BTW, when is someone going to get the Rev. Jesse's opinion on this
matter? His opinion has to count more than that of the professor.
After all, 99.44% of black America has never heard of this nig-, uh,
African-American McWhorter and 99.44% of those who have think that
he's white, because of his stance on political issues of far greater
importance than whether "Negro" is as bad a word as, say, "blackamoor"
or "fuck" or whether Obama's idiolect can or should be included under
the rubric of the made-up concept of "standard" American English, as
though that that somehow makes any kind of difference. I may be
mistaken, but I can't recall that anybody felt that LBJ's accent
inability to speak without sounding as though he wasn't from Chicago
was worthy of note in any newspaper of record.

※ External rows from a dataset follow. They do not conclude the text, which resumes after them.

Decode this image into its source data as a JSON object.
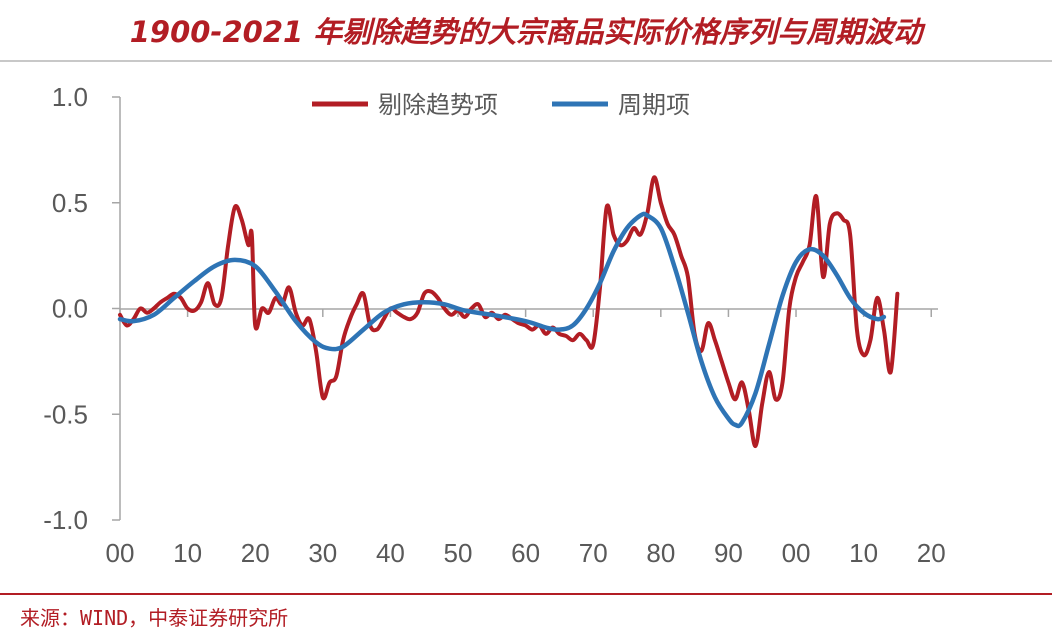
{
  "header": {
    "title": "1900-2021 年剔除趋势的大宗商品实际价格序列与周期波动"
  },
  "footer": {
    "source": "来源：WIND，中泰证券研究所"
  },
  "colors": {
    "detrended": "#b21d24",
    "cycle": "#2e74b5",
    "accent": "#b21d24"
  },
  "chart_data": {
    "type": "line",
    "title": "1900-2021 年剔除趋势的大宗商品实际价格序列与周期波动",
    "xlabel": "",
    "ylabel": "",
    "xlim": [
      1900,
      2021
    ],
    "ylim": [
      -1.0,
      1.0
    ],
    "yticks": [
      1.0,
      0.5,
      0.0,
      -0.5,
      -1.0
    ],
    "ytick_labels": [
      "1.0",
      "0.5",
      "0.0",
      "-0.5",
      "-1.0"
    ],
    "xticks": [
      1900,
      1910,
      1920,
      1930,
      1940,
      1950,
      1960,
      1970,
      1980,
      1990,
      2000,
      2010,
      2020
    ],
    "xtick_labels": [
      "00",
      "10",
      "20",
      "30",
      "40",
      "50",
      "60",
      "70",
      "80",
      "90",
      "00",
      "10",
      "20"
    ],
    "grid": false,
    "legend_position": "top-center",
    "series": [
      {
        "name": "剔除趋势项",
        "color": "#b21d24",
        "points": [
          [
            1900,
            -0.03
          ],
          [
            1901,
            -0.08
          ],
          [
            1902,
            -0.05
          ],
          [
            1903,
            0.0
          ],
          [
            1904,
            -0.02
          ],
          [
            1905,
            0.0
          ],
          [
            1906,
            0.03
          ],
          [
            1907,
            0.05
          ],
          [
            1908,
            0.07
          ],
          [
            1909,
            0.05
          ],
          [
            1910,
            0.0
          ],
          [
            1911,
            -0.01
          ],
          [
            1912,
            0.03
          ],
          [
            1913,
            0.12
          ],
          [
            1914,
            0.02
          ],
          [
            1915,
            0.05
          ],
          [
            1916,
            0.3
          ],
          [
            1917,
            0.48
          ],
          [
            1918,
            0.42
          ],
          [
            1919,
            0.3
          ],
          [
            1919.5,
            0.35
          ],
          [
            1920,
            -0.08
          ],
          [
            1921,
            0.0
          ],
          [
            1922,
            -0.02
          ],
          [
            1923,
            0.05
          ],
          [
            1924,
            0.02
          ],
          [
            1925,
            0.1
          ],
          [
            1926,
            -0.02
          ],
          [
            1927,
            -0.08
          ],
          [
            1928,
            -0.05
          ],
          [
            1929,
            -0.2
          ],
          [
            1930,
            -0.42
          ],
          [
            1931,
            -0.35
          ],
          [
            1932,
            -0.32
          ],
          [
            1933,
            -0.15
          ],
          [
            1934,
            -0.05
          ],
          [
            1935,
            0.02
          ],
          [
            1936,
            0.07
          ],
          [
            1937,
            -0.08
          ],
          [
            1938,
            -0.1
          ],
          [
            1939,
            -0.05
          ],
          [
            1940,
            0.0
          ],
          [
            1941,
            -0.02
          ],
          [
            1942,
            -0.04
          ],
          [
            1943,
            -0.05
          ],
          [
            1944,
            -0.02
          ],
          [
            1945,
            0.07
          ],
          [
            1946,
            0.08
          ],
          [
            1947,
            0.05
          ],
          [
            1948,
            0.0
          ],
          [
            1949,
            -0.03
          ],
          [
            1950,
            -0.01
          ],
          [
            1951,
            -0.04
          ],
          [
            1952,
            0.0
          ],
          [
            1953,
            0.02
          ],
          [
            1954,
            -0.04
          ],
          [
            1955,
            -0.02
          ],
          [
            1956,
            -0.05
          ],
          [
            1957,
            -0.03
          ],
          [
            1958,
            -0.05
          ],
          [
            1959,
            -0.07
          ],
          [
            1960,
            -0.08
          ],
          [
            1961,
            -0.1
          ],
          [
            1962,
            -0.08
          ],
          [
            1963,
            -0.12
          ],
          [
            1964,
            -0.09
          ],
          [
            1965,
            -0.12
          ],
          [
            1966,
            -0.13
          ],
          [
            1967,
            -0.15
          ],
          [
            1968,
            -0.12
          ],
          [
            1969,
            -0.15
          ],
          [
            1970,
            -0.17
          ],
          [
            1971,
            0.1
          ],
          [
            1972,
            0.48
          ],
          [
            1973,
            0.35
          ],
          [
            1974,
            0.3
          ],
          [
            1975,
            0.32
          ],
          [
            1976,
            0.38
          ],
          [
            1977,
            0.35
          ],
          [
            1978,
            0.45
          ],
          [
            1979,
            0.62
          ],
          [
            1980,
            0.5
          ],
          [
            1981,
            0.4
          ],
          [
            1982,
            0.35
          ],
          [
            1983,
            0.25
          ],
          [
            1984,
            0.15
          ],
          [
            1985,
            -0.12
          ],
          [
            1986,
            -0.2
          ],
          [
            1987,
            -0.07
          ],
          [
            1988,
            -0.15
          ],
          [
            1989,
            -0.25
          ],
          [
            1990,
            -0.35
          ],
          [
            1991,
            -0.43
          ],
          [
            1992,
            -0.35
          ],
          [
            1993,
            -0.48
          ],
          [
            1994,
            -0.65
          ],
          [
            1995,
            -0.45
          ],
          [
            1996,
            -0.3
          ],
          [
            1997,
            -0.43
          ],
          [
            1998,
            -0.35
          ],
          [
            1999,
            0.0
          ],
          [
            2000,
            0.15
          ],
          [
            2001,
            0.22
          ],
          [
            2002,
            0.3
          ],
          [
            2003,
            0.53
          ],
          [
            2004,
            0.15
          ],
          [
            2005,
            0.4
          ],
          [
            2006,
            0.45
          ],
          [
            2007,
            0.42
          ],
          [
            2008,
            0.35
          ],
          [
            2009,
            -0.1
          ],
          [
            2010,
            -0.22
          ],
          [
            2011,
            -0.15
          ],
          [
            2012,
            0.05
          ],
          [
            2013,
            -0.1
          ],
          [
            2014,
            -0.3
          ],
          [
            2015,
            0.07
          ]
        ]
      },
      {
        "name": "周期项",
        "color": "#2e74b5",
        "points": [
          [
            1900,
            -0.05
          ],
          [
            1902,
            -0.06
          ],
          [
            1905,
            -0.03
          ],
          [
            1908,
            0.05
          ],
          [
            1911,
            0.13
          ],
          [
            1914,
            0.2
          ],
          [
            1917,
            0.23
          ],
          [
            1920,
            0.2
          ],
          [
            1923,
            0.08
          ],
          [
            1926,
            -0.06
          ],
          [
            1929,
            -0.16
          ],
          [
            1931,
            -0.19
          ],
          [
            1933,
            -0.18
          ],
          [
            1936,
            -0.1
          ],
          [
            1939,
            -0.02
          ],
          [
            1942,
            0.02
          ],
          [
            1945,
            0.03
          ],
          [
            1948,
            0.02
          ],
          [
            1951,
            -0.01
          ],
          [
            1955,
            -0.03
          ],
          [
            1960,
            -0.06
          ],
          [
            1963,
            -0.09
          ],
          [
            1965,
            -0.1
          ],
          [
            1967,
            -0.08
          ],
          [
            1969,
            0.0
          ],
          [
            1971,
            0.12
          ],
          [
            1973,
            0.27
          ],
          [
            1975,
            0.38
          ],
          [
            1977,
            0.44
          ],
          [
            1978,
            0.44
          ],
          [
            1980,
            0.38
          ],
          [
            1982,
            0.2
          ],
          [
            1984,
            -0.02
          ],
          [
            1986,
            -0.25
          ],
          [
            1988,
            -0.42
          ],
          [
            1990,
            -0.52
          ],
          [
            1991,
            -0.55
          ],
          [
            1992,
            -0.54
          ],
          [
            1994,
            -0.4
          ],
          [
            1996,
            -0.17
          ],
          [
            1998,
            0.06
          ],
          [
            2000,
            0.22
          ],
          [
            2002,
            0.28
          ],
          [
            2004,
            0.25
          ],
          [
            2006,
            0.16
          ],
          [
            2008,
            0.05
          ],
          [
            2010,
            -0.02
          ],
          [
            2012,
            -0.05
          ],
          [
            2013,
            -0.04
          ]
        ]
      }
    ]
  }
}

 As usual, I could be entirely mistaken, inasmuch as I have, once
again, made no attempt to research a topic upon which I have
pontificated. IAC, given that people have a problem understanding that
"fuck someone over" is not identical to "fuck over someone," any more
than "set fire to" is identical to "set something afire," it hardly
matters.

-Wilson

On Wed, Jan 13, 2010 at 3:51 PM, Joel S. Berson <Berson at att.net> wrote:
> ---------------------- Information from the mail header -----------------------
> Sender:       American Dialect Society <ADS-L at LISTSERV.UGA.EDU>
> Poster:       "Joel S. Berson" <Berson at ATT.NET>
> Subject:      Re: McWhorter on "Negro" [Was: on "Negro English"]
> -------------------------------------------------------------------------------
>
> I'm somewhere between relieved and pleased to see McWhorter writing
> "However, it ["Negro"] is more properly an archaism, not so long ago
> thoroughly acceptable among blacks and whites."  (He goes on "If Reid
> was wrong to use the word, then I assume he is also supposed to refer
> to the United African-American College Fund.")  I am writing about
> 18th-century (and a bit about 19th-century) Massachusetts, where one
> cannot avoid "Negro" in quotations, and probably should not in
> paraphrasings.  It has seemed to me only confusing for me to write,
> say, "black" in other contexts -- I can hear my (potential) readers
> asking, why does he use "black" here and "Negro" there, when I do not
> mean any distinction.
>
> I intend to explain my vocabulary, and to mention "Changes in the
> names used to refer to people of African descent in America have a
> ... complicated and instructive" history (Patrick Rael,
> "Introduction," in African-American Activism before the Civil War:
> The Freedom Struggle in the Antebellum North, ed. Patrick Rael [New
> York: Routeledge, 2008], 18).
>
> Joel
>
> ------------------------------------------------------------
> The American Dialect Society - http://www.americandialect.org
>



--
-Wilson
–––
All say, "How hard it is that we have to die!"––a strange complaint to
come from the mouths of people who have had to live.